Moonbattery: The Unpersoning of Christopher Columbus Continues; "The ultimate villain is not Robert E. Lee, who merely defended his Virginia homeland, but Christopher Columbus, whose crime was to allow Western Civilization to expand into the New World. If no one had achieved what Columbus did, North America would still be populated by half-starved Stone Age savages and the hated United States would not exist. Consequently, La-La Land is the latest city to proclaim that Columbus Day will henceforth be fundamentally transformed into Indigenous Peoples Day... Although Italian Americans seem to be the only ones who put up a fight against the campaign to unperson Christopher Columbus, he represents all Americans of European heritage, or who appreciate living in a civilized country where life isn’t as nasty, brutish, and short as it was for pre-Columbian Indians. ... There is no aspect of American or Western Culture that these malefactors will not desecrate, demonized, and destroy. Progressives are doing to America what Muslims did to the rich and varied, mainly Christian cultures that once flourished across the Middle East. Everything that we fail to defend will be lost, starting with our pride.".......
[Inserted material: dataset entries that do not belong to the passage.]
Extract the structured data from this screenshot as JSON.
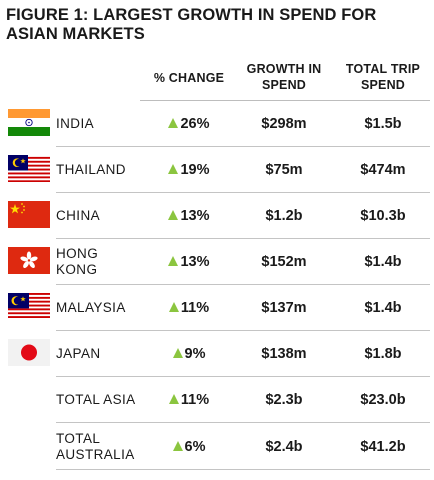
{
  "title": {
    "line1": "FIGURE 1: LARGEST GROWTH IN SPEND FOR",
    "line2": "ASIAN MARKETS"
  },
  "columns": {
    "pct_change": "% CHANGE",
    "growth_line1": "GROWTH IN",
    "growth_line2": "SPEND",
    "total_line1": "TOTAL TRIP",
    "total_line2": "SPEND"
  },
  "accent_color": "#8bc53f",
  "rows": [
    {
      "country": "INDIA",
      "flag_icon": "india-flag-icon",
      "change": "26%",
      "growth": "$298m",
      "total": "$1.5b"
    },
    {
      "country": "THAILAND",
      "flag_icon": "thailand-flag-icon",
      "change": "19%",
      "growth": "$75m",
      "total": "$474m"
    },
    {
      "country": "CHINA",
      "flag_icon": "china-flag-icon",
      "change": "13%",
      "growth": "$1.2b",
      "total": "$10.3b"
    },
    {
      "country": "HONG KONG",
      "flag_icon": "hong-kong-flag-icon",
      "change": "13%",
      "growth": "$152m",
      "total": "$1.4b"
    },
    {
      "country": "MALAYSIA",
      "flag_icon": "malaysia-flag-icon",
      "change": "11%",
      "growth": "$137m",
      "total": "$1.4b"
    },
    {
      "country": "JAPAN",
      "flag_icon": "japan-flag-icon",
      "change": "9%",
      "growth": "$138m",
      "total": "$1.8b"
    },
    {
      "country": "TOTAL ASIA",
      "change": "11%",
      "growth": "$2.3b",
      "total": "$23.0b"
    },
    {
      "country_line1": "TOTAL",
      "country_line2": "AUSTRALIA",
      "change": "6%",
      "growth": "$2.4b",
      "total": "$41.2b"
    }
  ]
}
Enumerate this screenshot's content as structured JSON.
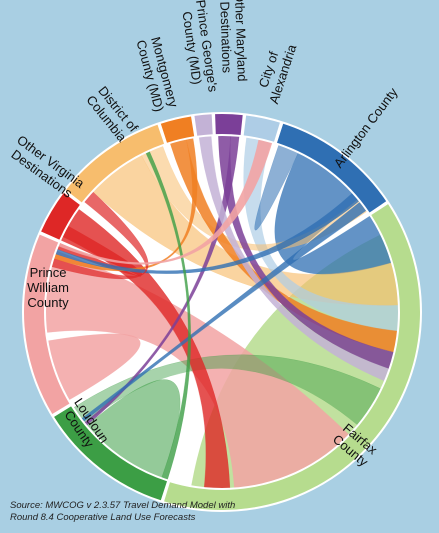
{
  "diagram": {
    "title": "",
    "segments": [
      {
        "id": "arlington",
        "label_lines": [
          "Arlington County"
        ],
        "color": "#2f6fb3"
      },
      {
        "id": "fairfax",
        "label_lines": [
          "Fairfax",
          "County"
        ],
        "color": "#b6dc8e"
      },
      {
        "id": "loudoun",
        "label_lines": [
          "Loudoun",
          "County"
        ],
        "color": "#3c9e45"
      },
      {
        "id": "pwc",
        "label_lines": [
          "Prince",
          "William",
          "County"
        ],
        "color": "#f2a3a3"
      },
      {
        "id": "ova",
        "label_lines": [
          "Other Virginia",
          "Destinations"
        ],
        "color": "#de2726"
      },
      {
        "id": "dc",
        "label_lines": [
          "District of",
          "Columbia"
        ],
        "color": "#f7bd6d"
      },
      {
        "id": "montgomery",
        "label_lines": [
          "Montgomery",
          "County (MD)"
        ],
        "color": "#f07f22"
      },
      {
        "id": "pg",
        "label_lines": [
          "Prince George's",
          "County (MD)"
        ],
        "color": "#c3b2d6"
      },
      {
        "id": "omd",
        "label_lines": [
          "Other Maryland",
          "Destinations"
        ],
        "color": "#7b3f98"
      },
      {
        "id": "alexandria",
        "label_lines": [
          "City of",
          "Alexandria"
        ],
        "color": "#aecde6"
      }
    ]
  },
  "source": {
    "line1": "Source: MWCOG  v 2.3.57 Travel Demand Model with",
    "line2": "Round 8.4 Cooperative Land Use Forecasts"
  }
}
Arriving at Watling Island, Bahamas, Oct. 12, 1492

The Left has always been fond of the Soviet Airbrush, and the Reading of History as one long indictment of the West is generations old now. But it seems like they're now declaring war on the very concept of history itself.

Statue-smashers consider themselves to be the very pinnacle of enlightenment, yet they are more brutish and superstitious than Og the Caveman. At least Og knew that he didn't fall out of his father's uterus a fully-formed, sui generis moral god. They live in a world built on the shoulders of Christopher Columbus, flaws and all, yet are too stupid and arrogant to know it.

And for the record, slavery was practiced by the American Indians and Aztecs long before Columbus came. Indeed, slavery was practiced almost everywhere, by almost everybody, almost always. It's in all the history books these idiots don't read.

At one point, Columbus was imprisoned by Queen Isabella, and remarkably, he's still in trouble with the authorities today. Comrade di Blasio wants to shutter or rename his landmarks--which is understandable for a guy who renamed himself from "Wilhelm" to sound less Germanic. 

Columbus made four trips to the New World, the last one probably the most dangerous. He arrived just ahead of a hurricane, but was refused dockage. The experienced Admiral tried to warn the local Governor, but was ignored. The Governor dispatched a fleet of treasure ships to Spain and they were promptly sunk. 

Columbus went on to Panama and faced marooning and mutinies. He was the first Westerner to sight the South American coast, but mistook it for an island.

He named the Virgin Islands after St. Ursula and her legendary 11,000 Virgins, who gave their lives for the Faith.


Columbus thought thought these islands resembled the virgins' breasts:






















I see it--I see it now! Sail on, Admiral. Sail on through history, good sir!

Columbus versus Islamic tyranny-1492 UPDATE: "Your Highnesses, as good Christian and Catholic princes, devout and propagators of the Christian faith, as well as enemies of the sect of Mahomet and of all idolatries and heresies, conceived the plan of sending me, Christopher Columbus, to this country of the Indies, there to see the princes, the peoples, the territory, their disposition and all things else, and the way in which one might proceed to convert these regions to our holy faith. And Your Highnesses have ordered that I should go, not by land, towards the East, which is the accustomed route, but by the way of the West, whereby hitherto nobody to our knowledge has ever been."